50代男性。神経難病により、末梢神経炎を発症、歩行不可、トランスファーなど起居動作自立。だが上下肢体幹のコントロール不良。上肢筋力低下顕著、巧緻性低下。独居。進行性らしいが、現在は落ち着いている様子。
三年前から訪問を始めました。とにかく肩が凝って辛い、手足が重い。鍼灸も試したけどどうにもならない。治ることは考えられないけどせめて楽にしてほしいという依頼でした。
力がうまく入らずある力を必死で使う場合、力を抜くことがうまく出来ず、手足はどんどん内旋位になります。皮膚がよじれて元に戻らなくなるのです。女性ならパンストがよじれたら足を動かしにくくなる感じを想像してもらったらわかると思います。(男性だとタイツ(?))。筋膜というのはパンストのように一つ一つの筋肉だけでなく全体をも包みこんでいます。そして、身体がスムーズに動いていると力の抜け具合に合わせて筋膜も元に戻るのですが、力が抜けないとどんどん戻らなくなるのです。同じ動作を繰り返す場合もこのようなことが起きやすいです。麻痺などがあり、伸筋と屈筋のバランスが崩れている場合は、ほぼ内旋位になってしまっています。
彼の場合もそうでした。これを健康に近い状態に戻すことはそう難しいことではありません。麻痺などの神経系の異常を治療するわけではないからです。
そして治療開始から数ヶ月後には、彼の口から「全く期待していなかったマッサージがこんなに効果があったなんて」という言葉をいただけるくらい身体がスムーズに動き、起き上がりや立ち上がり動作が安定するようになって下さいました。
それから彼自身はどんな姿でもいい、とにかく歩きたいと、プールに通ったり、訪問リハビリの先生に四点歩行器での歩行訓練を続けたりされています。が、独歩(介助なしで歩くこと)に一番必要な重心を定めることが出来ません。腰が左右にぶれたり、足が出過ぎたり、緊張すると無意識につま先立ちになったりしてしまうのです。
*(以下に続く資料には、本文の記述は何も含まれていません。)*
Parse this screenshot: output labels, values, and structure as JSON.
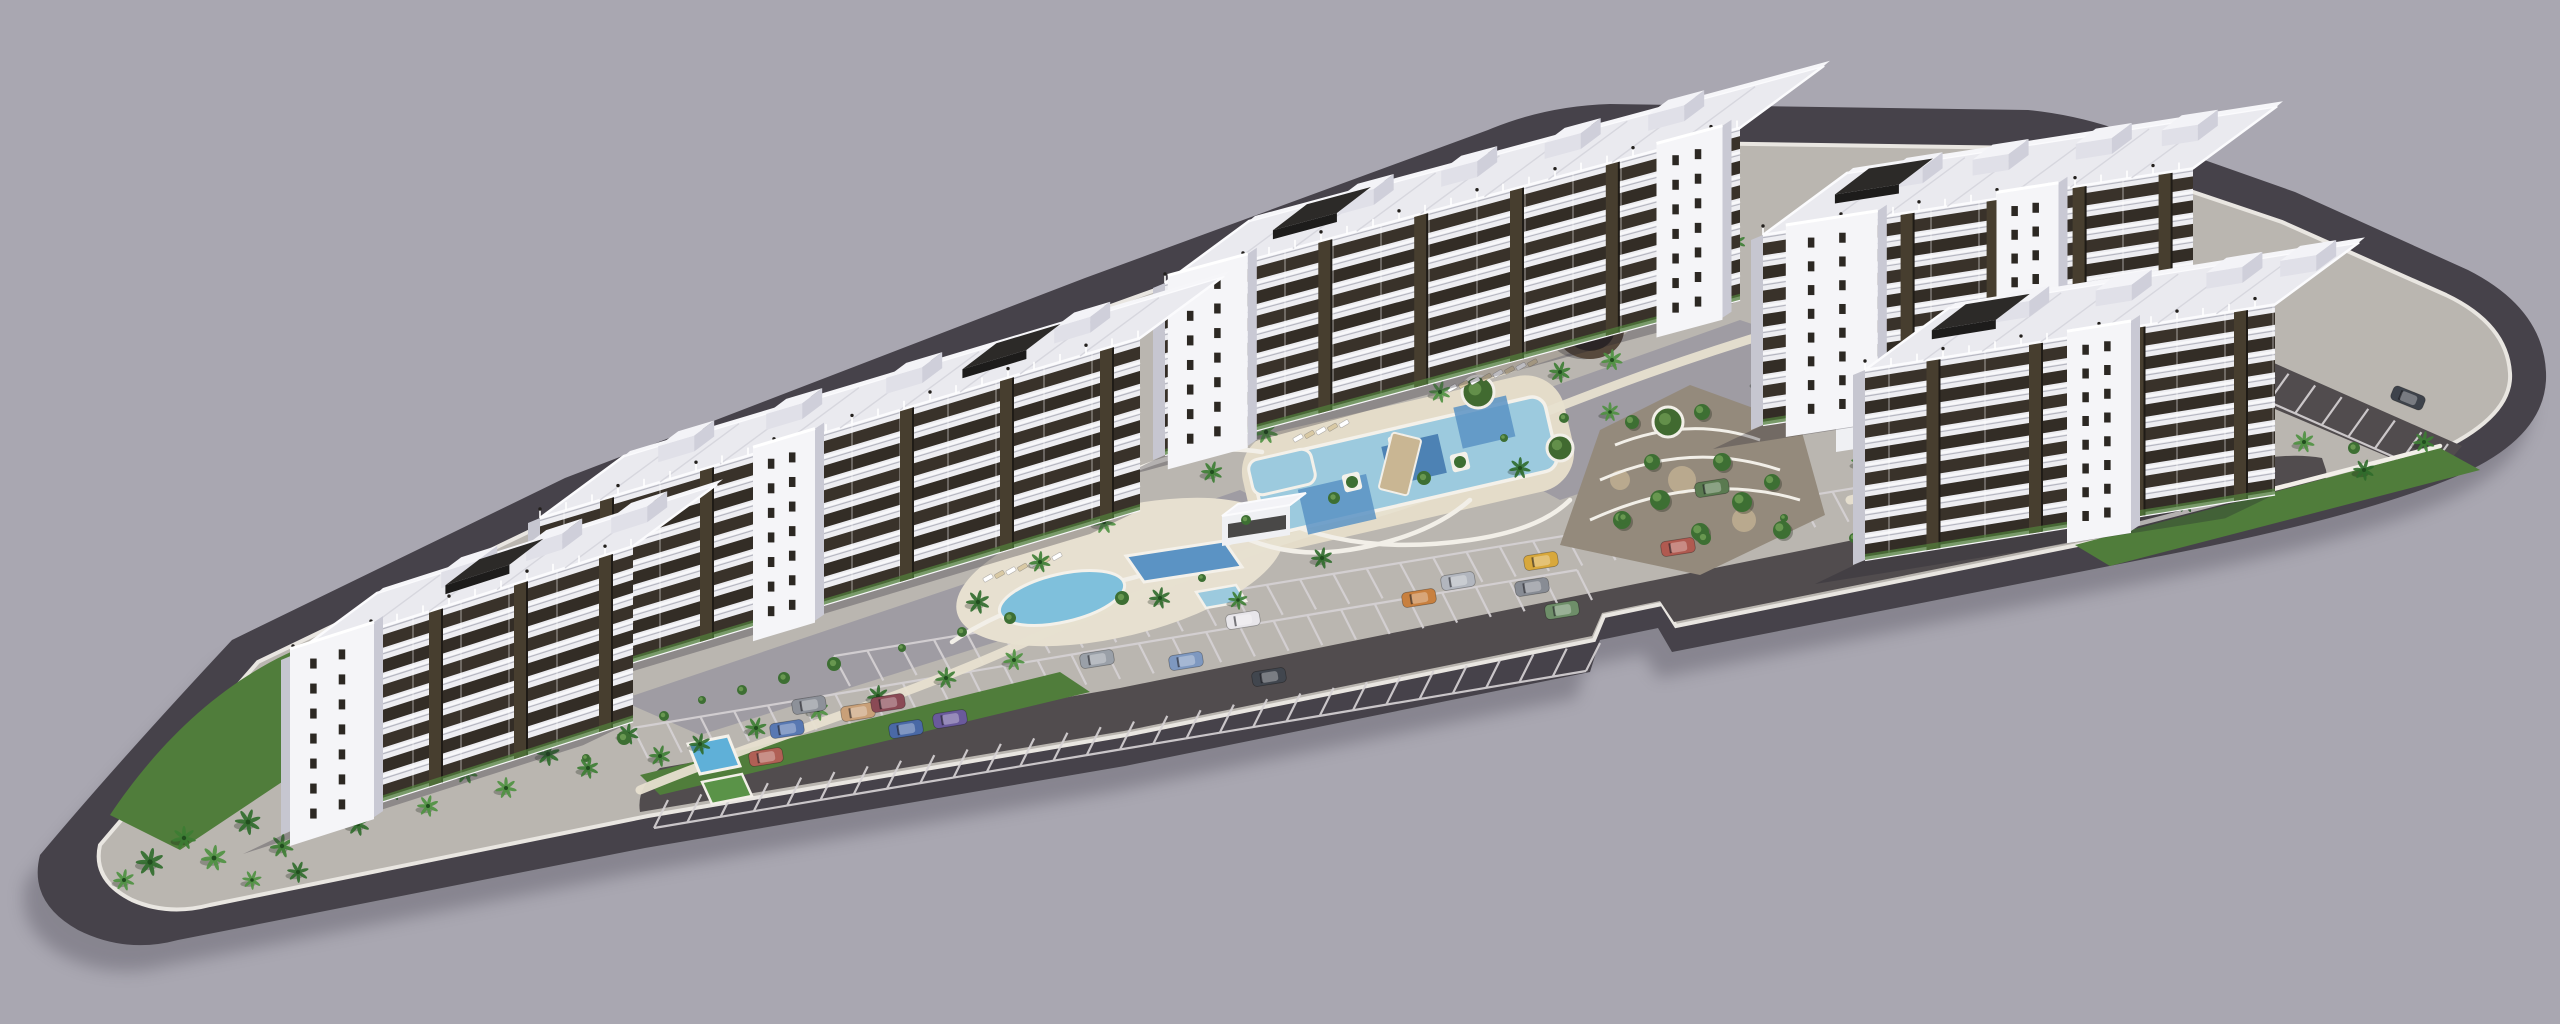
{
  "scene": {
    "description": "Aerial 3D architectural rendering of a coastal apartment complex: five white residential slab blocks arranged en echelon on an elongated triangular site with pools, palm gardens, a round gazebo, terraced landscaping and striped parking lots",
    "canvas": {
      "w": 2560,
      "h": 1024
    },
    "background": "#a9a7b1"
  },
  "colors": {
    "shadow": "#5e5b68",
    "road": "#46424a",
    "plate": "#bab6b0",
    "curb": "#e9e6e1",
    "parking": "#514c4e",
    "stall": "#d6d2d4",
    "plaza": "#9d9ba2",
    "green": "#507d3b",
    "green2": "#416a30",
    "deck": "#e7e0d0",
    "deck2": "#e4dcc9",
    "poolLight": "#9ccade",
    "poolMid": "#5b93c4",
    "poolDeep": "#3f76ad",
    "poolEdge": "#f4f1ea",
    "wallWhite": "#f2efe8",
    "gravel": "#948a7c",
    "gravelCircle": "#b9a98e",
    "facade": "#ededf1",
    "facadeSliver": "#c6c6d0",
    "window": "#39322a",
    "window2": "#332d26",
    "pier": "#473e2f",
    "pierEdge": "#1f1b16",
    "slab": "#f8f8fa",
    "roof": "#eaeaef",
    "roofLine": "#d4d4dc",
    "railing": "#fbfbfd",
    "boxTop": "#f3f3f7",
    "boxFront": "#e0e0e8",
    "boxSide": "#cfcfda",
    "pergola": "#2c2a28",
    "pergolaEdge": "#1d1c1b",
    "towerFace": "#f5f5f8",
    "towerSide": "#c9c9d4",
    "towerWin": "#2c2823",
    "gazebo1": "#57493c",
    "gazebo2": "#2e2823",
    "gazebo3": "#6b5b4a",
    "palm": [
      "#2f6b2b",
      "#3c7d33",
      "#4e9140"
    ],
    "palmCore": "#214d1e",
    "bush": "#3d6f33",
    "bushLight": "#7aa85c",
    "lounger1": "#ffffff",
    "lounger2": "#d9c9a4",
    "bridge": "#c9b693",
    "annexFace": "#eff0f3",
    "annexTop": "#e2e2e8",
    "annexWin": "#2c2a28",
    "court": "#5a9348",
    "courtPool": "#5fb0d8",
    "buildingShadow": "rgba(35,33,48,0.30)"
  },
  "site": {
    "outer": "M 40,855 Q 28,902 78,930 Q 126,954 178,940 L 645,848 L 1125,766 L 1590,672 L 1600,640 L 1658,628 L 1672,652 L 2140,560 Q 2352,520 2455,477 Q 2549,437 2546,372 Q 2543,308 2468,270 L 2295,192 L 2125,132 Q 2078,115 2028,110 L 1610,104 Q 1545,106 1488,130 L 1085,278 L 565,478 L 232,640 Q 118,762 40,855 Z",
    "inner": "M 100,845 Q 92,880 132,900 Q 168,916 210,905 L 648,816 L 1126,735 L 1594,640 L 1604,616 L 1662,604 L 1676,626 L 2142,532 Q 2342,494 2434,453 Q 2513,417 2510,373 Q 2507,324 2446,295 L 2282,222 L 2116,166 Q 2072,152 2030,148 L 1612,142 Q 1552,144 1498,167 L 1094,312 L 578,508 L 258,662 Q 162,772 100,845 Z",
    "shadowOffset": [
      -14,
      26
    ]
  },
  "parking": {
    "main": "M 640,812 L 1124,731 L 1592,636 L 1602,613 L 1660,601 L 1674,622 L 2140,528 L 2290,498 Q 2330,490 2326,470 L 2322,458 Q 2290,452 2240,462 L 2136,483 L 1670,577 L 1120,688 L 660,768 Q 636,788 640,812 Z",
    "corner": "M 2258,356 L 2462,446 L 2436,477 L 2230,390 Z",
    "rows": [
      {
        "x1": 850,
        "y1": 686,
        "x2": 2248,
        "y2": 456,
        "n": 43,
        "vx": -16,
        "vy": -30
      },
      {
        "x1": 648,
        "y1": 758,
        "x2": 1592,
        "y2": 600,
        "n": 29,
        "vx": -15,
        "vy": -30
      },
      {
        "x1": 668,
        "y1": 800,
        "x2": 1600,
        "y2": 643,
        "n": 29,
        "vx": -14,
        "vy": 28
      },
      {
        "x1": 2262,
        "y1": 362,
        "x2": 2448,
        "y2": 444,
        "n": 8,
        "vx": -20,
        "vy": 28
      }
    ]
  },
  "plaza": [
    "M620,700 L1080,545 L1240,490 L1300,520 L1050,625 L700,735 Z",
    "M1430,430 L1740,320 L1860,360 L1800,420 L1560,500 Z",
    "M1300,480 L1450,420 L1520,450 L1380,520 Z"
  ],
  "greens": [
    "M110,815 C160,740 230,672 320,640 L560,575 L620,600 L480,690 L300,770 L180,850 Z",
    "M640,775 L1060,672 L1090,692 L660,795 Z",
    "M2075,545 L2440,448 L2480,470 L2110,566 Z",
    "M320,770 L520,700 L560,720 L360,790 Z",
    "M600,620 L760,560 L800,580 L640,650 Z"
  ],
  "terracedGarden": {
    "blob": "M1560,545 L1600,430 L1690,385 L1800,425 L1825,515 L1700,575 Z",
    "arcs": [
      "M1590,520 Q1700,470 1800,500",
      "M1600,480 Q1690,440 1780,470",
      "M1615,445 Q1690,415 1760,440"
    ],
    "trees": [
      [
        1622,
        520,
        9
      ],
      [
        1660,
        500,
        10
      ],
      [
        1700,
        532,
        9
      ],
      [
        1742,
        502,
        10
      ],
      [
        1782,
        530,
        9
      ],
      [
        1652,
        462,
        8
      ],
      [
        1722,
        462,
        9
      ],
      [
        1772,
        482,
        8
      ],
      [
        1632,
        422,
        7
      ],
      [
        1702,
        412,
        8
      ]
    ],
    "gravelCircles": [
      [
        1682,
        480,
        14
      ],
      [
        1744,
        520,
        12
      ],
      [
        1620,
        480,
        10
      ]
    ]
  },
  "decks": [
    {
      "type": "ellipse",
      "cx": 1120,
      "cy": 572,
      "rx": 168,
      "ry": 64,
      "rot": -14
    },
    {
      "type": "rect",
      "cx": 1408,
      "cy": 462,
      "w": 330,
      "h": 118,
      "rot": -13,
      "rx": 40
    },
    {
      "type": "rect",
      "cx": 1548,
      "cy": 330,
      "w": 170,
      "h": 58,
      "rot": -18,
      "rx": 20
    }
  ],
  "paths": [
    "M640,790 C760,740 900,700 1030,640 C1130,596 1180,580 1240,556",
    "M1240,556 C1330,520 1380,520 1470,478",
    "M1500,430 C1600,390 1680,360 1780,330",
    "M1850,500 C1980,470 2120,450 2260,420",
    "M330,722 Q372,692 422,687",
    "M342,742 Q392,708 452,702"
  ],
  "walls": [
    "M952,642 Q1012,602 1092,587 Q1162,574 1232,542",
    "M1250,540 Q1300,560 1360,548 Q1430,535 1470,500",
    "M1130,472 Q1200,442 1262,452",
    "M1280,520 Q1360,556 1470,540 Q1540,530 1570,500",
    "M2076,540 L2440,446"
  ],
  "pools": {
    "lagoon": {
      "cx": 1405,
      "cy": 465,
      "w": 300,
      "h": 76,
      "rot": -13,
      "patches": [
        [
          1330,
          488,
          70,
          46
        ],
        [
          1415,
          462,
          58,
          40
        ],
        [
          1492,
          441,
          54,
          42
        ]
      ]
    },
    "arm": {
      "cx": 1282,
      "cy": 472,
      "w": 64,
      "h": 36,
      "rot": -13
    },
    "kidney": {
      "cx": 1062,
      "cy": 598,
      "rx": 64,
      "ry": 24,
      "rot": -13
    },
    "rectPool": {
      "o": [
        1126,
        556
      ],
      "a": [
        98,
        -15
      ],
      "b": [
        18,
        26
      ]
    },
    "kidsPool": {
      "o": [
        1196,
        592
      ],
      "a": [
        40,
        -7
      ],
      "b": [
        10,
        16
      ]
    },
    "lapPool": {
      "o": [
        688,
        744
      ],
      "a": [
        40,
        -8
      ],
      "b": [
        12,
        30
      ]
    },
    "court": {
      "o": [
        702,
        782
      ],
      "a": [
        40,
        -8
      ],
      "b": [
        10,
        22
      ]
    },
    "planters": [
      [
        1352,
        482
      ],
      [
        1398,
        444
      ],
      [
        1460,
        462
      ]
    ],
    "bridge": {
      "cx": 1400,
      "cy": 464,
      "w": 30,
      "h": 58,
      "rot": 14
    }
  },
  "pavilion": {
    "o": [
      1222,
      516
    ],
    "a": [
      68,
      -11
    ],
    "b": [
      16,
      -12
    ],
    "h": 30
  },
  "annex": {
    "face": "M1836,452 L2066,416 L2066,382 L1836,418 Z",
    "top": "M1836,418 L2066,382 L2082,370 L1852,406 Z",
    "winY": 424,
    "winX1": 1850,
    "winN": 6,
    "winStep": 36
  },
  "amphitheater": {
    "cx": 1512,
    "cy": 282,
    "r": 44,
    "arcs": [
      16,
      26,
      36
    ],
    "rot": -20
  },
  "gazebo": {
    "cx": 1590,
    "cy": 330,
    "rx": 34,
    "ry": 29
  },
  "planterCircles": [
    [
      1478,
      392,
      16
    ],
    [
      1560,
      448,
      13
    ],
    [
      1668,
      422,
      15
    ]
  ],
  "iso": {
    "depth": [
      84,
      -62
    ]
  },
  "buildings": [
    {
      "name": "block-4",
      "anchor": [
        1763,
        425
      ],
      "length": 430,
      "slope": 0.155,
      "height": 190,
      "floors": 8,
      "towers": [
        {
          "t": 0.06,
          "w": 92
        },
        {
          "t": 0.55,
          "w": 62
        }
      ],
      "pergolaT": 0.05,
      "boxes": [
        0.18,
        0.38,
        0.62,
        0.82
      ]
    },
    {
      "name": "block-5",
      "anchor": [
        1865,
        560
      ],
      "length": 410,
      "slope": 0.16,
      "height": 190,
      "floors": 8,
      "towers": [
        {
          "t": 0.5,
          "w": 64
        }
      ],
      "pergolaT": 0.04,
      "boxes": [
        0.2,
        0.45,
        0.72,
        0.9
      ]
    },
    {
      "name": "block-3",
      "anchor": [
        1165,
        455
      ],
      "length": 575,
      "slope": 0.27,
      "height": 172,
      "floors": 7,
      "towers": [
        {
          "t": 0.01,
          "w": 80
        },
        {
          "t": 0.86,
          "w": 66
        }
      ],
      "pergolaT": 0.1,
      "boxes": [
        0.22,
        0.4,
        0.58,
        0.76
      ]
    },
    {
      "name": "block-2",
      "anchor": [
        540,
        690
      ],
      "length": 600,
      "slope": 0.3,
      "height": 172,
      "floors": 7,
      "towers": [
        {
          "t": 0.36,
          "w": 62
        }
      ],
      "pergolaT": 0.62,
      "boxes": [
        0.12,
        0.3,
        0.5,
        0.78
      ]
    },
    {
      "name": "block-1",
      "anchor": [
        293,
        830
      ],
      "length": 340,
      "slope": 0.32,
      "height": 175,
      "floors": 7,
      "towers": [
        {
          "t": 0.0,
          "w": 84
        }
      ],
      "pergolaT": 0.3,
      "boxes": [
        0.3,
        0.55,
        0.8
      ]
    }
  ],
  "palms": [
    [
      150,
      862,
      13
    ],
    [
      184,
      838,
      11
    ],
    [
      214,
      858,
      12
    ],
    [
      248,
      822,
      12
    ],
    [
      282,
      846,
      11
    ],
    [
      318,
      802,
      12
    ],
    [
      358,
      824,
      11
    ],
    [
      392,
      788,
      12
    ],
    [
      428,
      806,
      10
    ],
    [
      298,
      872,
      10
    ],
    [
      466,
      772,
      11
    ],
    [
      506,
      788,
      10
    ],
    [
      548,
      754,
      11
    ],
    [
      588,
      768,
      10
    ],
    [
      124,
      880,
      10
    ],
    [
      628,
      734,
      10
    ],
    [
      660,
      756,
      10
    ],
    [
      252,
      880,
      9
    ],
    [
      700,
      744,
      10
    ],
    [
      756,
      728,
      10
    ],
    [
      818,
      710,
      10
    ],
    [
      878,
      696,
      10
    ],
    [
      946,
      678,
      10
    ],
    [
      1014,
      660,
      10
    ],
    [
      978,
      602,
      11
    ],
    [
      1040,
      562,
      10
    ],
    [
      1104,
      522,
      11
    ],
    [
      1160,
      598,
      10
    ],
    [
      1212,
      472,
      10
    ],
    [
      1266,
      432,
      11
    ],
    [
      1322,
      558,
      10
    ],
    [
      1238,
      600,
      9
    ],
    [
      1440,
      392,
      10
    ],
    [
      1520,
      468,
      10
    ],
    [
      1560,
      372,
      10
    ],
    [
      1610,
      412,
      9
    ],
    [
      1468,
      312,
      10
    ],
    [
      1548,
      262,
      10
    ],
    [
      1612,
      360,
      10
    ],
    [
      1666,
      300,
      10
    ],
    [
      1736,
      242,
      9
    ],
    [
      1788,
      228,
      9
    ],
    [
      1762,
      382,
      10
    ],
    [
      1862,
      462,
      10
    ],
    [
      1924,
      434,
      10
    ],
    [
      1992,
      472,
      10
    ],
    [
      2062,
      502,
      10
    ],
    [
      2124,
      472,
      10
    ],
    [
      2186,
      502,
      10
    ],
    [
      2246,
      472,
      10
    ],
    [
      2304,
      442,
      10
    ],
    [
      2364,
      470,
      10
    ],
    [
      2424,
      442,
      10
    ],
    [
      1980,
      302,
      9
    ],
    [
      2046,
      330,
      9
    ],
    [
      2108,
      302,
      9
    ]
  ],
  "bushes": [
    [
      702,
      700
    ],
    [
      742,
      690
    ],
    [
      784,
      678
    ],
    [
      834,
      664
    ],
    [
      902,
      648
    ],
    [
      962,
      632
    ],
    [
      1010,
      618
    ],
    [
      1122,
      598
    ],
    [
      1202,
      578
    ],
    [
      1246,
      520
    ],
    [
      1334,
      498
    ],
    [
      1424,
      478
    ],
    [
      1504,
      438
    ],
    [
      1564,
      418
    ],
    [
      1624,
      518
    ],
    [
      1704,
      538
    ],
    [
      1784,
      518
    ],
    [
      1854,
      538
    ],
    [
      1954,
      518
    ],
    [
      2054,
      508
    ],
    [
      2154,
      488
    ],
    [
      2254,
      458
    ],
    [
      2354,
      448
    ],
    [
      624,
      738
    ],
    [
      586,
      758
    ],
    [
      664,
      716
    ]
  ],
  "loungerRows": [
    {
      "x": 1432,
      "y": 358,
      "n": 10
    },
    {
      "x": 1452,
      "y": 388,
      "n": 8
    },
    {
      "x": 1298,
      "y": 438,
      "n": 5
    },
    {
      "x": 1004,
      "y": 546,
      "n": 7
    },
    {
      "x": 988,
      "y": 578,
      "n": 7
    },
    {
      "x": 1545,
      "y": 318,
      "n": 6
    },
    {
      "x": 2090,
      "y": 420,
      "n": 5
    }
  ],
  "cars": [
    {
      "x": 766,
      "y": 757,
      "a": -9,
      "c": "#b06055"
    },
    {
      "x": 787,
      "y": 729,
      "a": -9,
      "c": "#5878b2"
    },
    {
      "x": 809,
      "y": 705,
      "a": -9,
      "c": "#8d9199"
    },
    {
      "x": 858,
      "y": 712,
      "a": -9,
      "c": "#c9a078"
    },
    {
      "x": 888,
      "y": 703,
      "a": -9,
      "c": "#8a4a55"
    },
    {
      "x": 906,
      "y": 729,
      "a": -9,
      "c": "#4a69a6"
    },
    {
      "x": 950,
      "y": 719,
      "a": -9,
      "c": "#6a5a9c"
    },
    {
      "x": 1097,
      "y": 659,
      "a": -9,
      "c": "#9aa0a8"
    },
    {
      "x": 1186,
      "y": 661,
      "a": -9,
      "c": "#7e98c0"
    },
    {
      "x": 1243,
      "y": 620,
      "a": -9,
      "c": "#e8e6ea"
    },
    {
      "x": 1269,
      "y": 677,
      "a": -9,
      "c": "#41464e"
    },
    {
      "x": 1419,
      "y": 598,
      "a": -9,
      "c": "#c8803f"
    },
    {
      "x": 1458,
      "y": 581,
      "a": -9,
      "c": "#b2b6be"
    },
    {
      "x": 1532,
      "y": 587,
      "a": -9,
      "c": "#888c94"
    },
    {
      "x": 1541,
      "y": 561,
      "a": -9,
      "c": "#d8a83c"
    },
    {
      "x": 1562,
      "y": 610,
      "a": -9,
      "c": "#6e8e69"
    },
    {
      "x": 1678,
      "y": 547,
      "a": -9,
      "c": "#b05a50"
    },
    {
      "x": 1712,
      "y": 488,
      "a": -9,
      "c": "#5a7a50"
    },
    {
      "x": 2408,
      "y": 398,
      "a": 22,
      "c": "#3e434b"
    }
  ]
}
この先の道のりは私にはわからないことが多すぎて、リハビリの先生に任せてきました。しかし昨年、鈴木先生の講演会(1/8のブログ参照)で解剖学的に解決出来ることをきちんと積み重ねていけば、神経系統の疾患も効果が得られるという話を聞いて以来、私にも、もう少し出来ることがあるかもしれないと考え始めました。
長年の歩けない暮らしで、見た目以上に筋萎縮、関節拘縮が進行しているのは確かです。可動性を正常に近い状態まで作っていけば、もう少しコントロールが可能になるかもしれないと考えています。
ご本人にも伝え、立位訓練を増やしてもらいました。下肢後面から腰部に至る可動域を拡大するためです。座位でおじきをする訓練もお願いしました。
1か月足らずの時間ですが、少し光明が見えている部分もあります。まだまだ道のりは長い気がします。でも今年中にはなんとかならないかなと思っています。ここでいい報告が出来たらうれしいなと思います。
途中で投げ出さないようブログに書きました。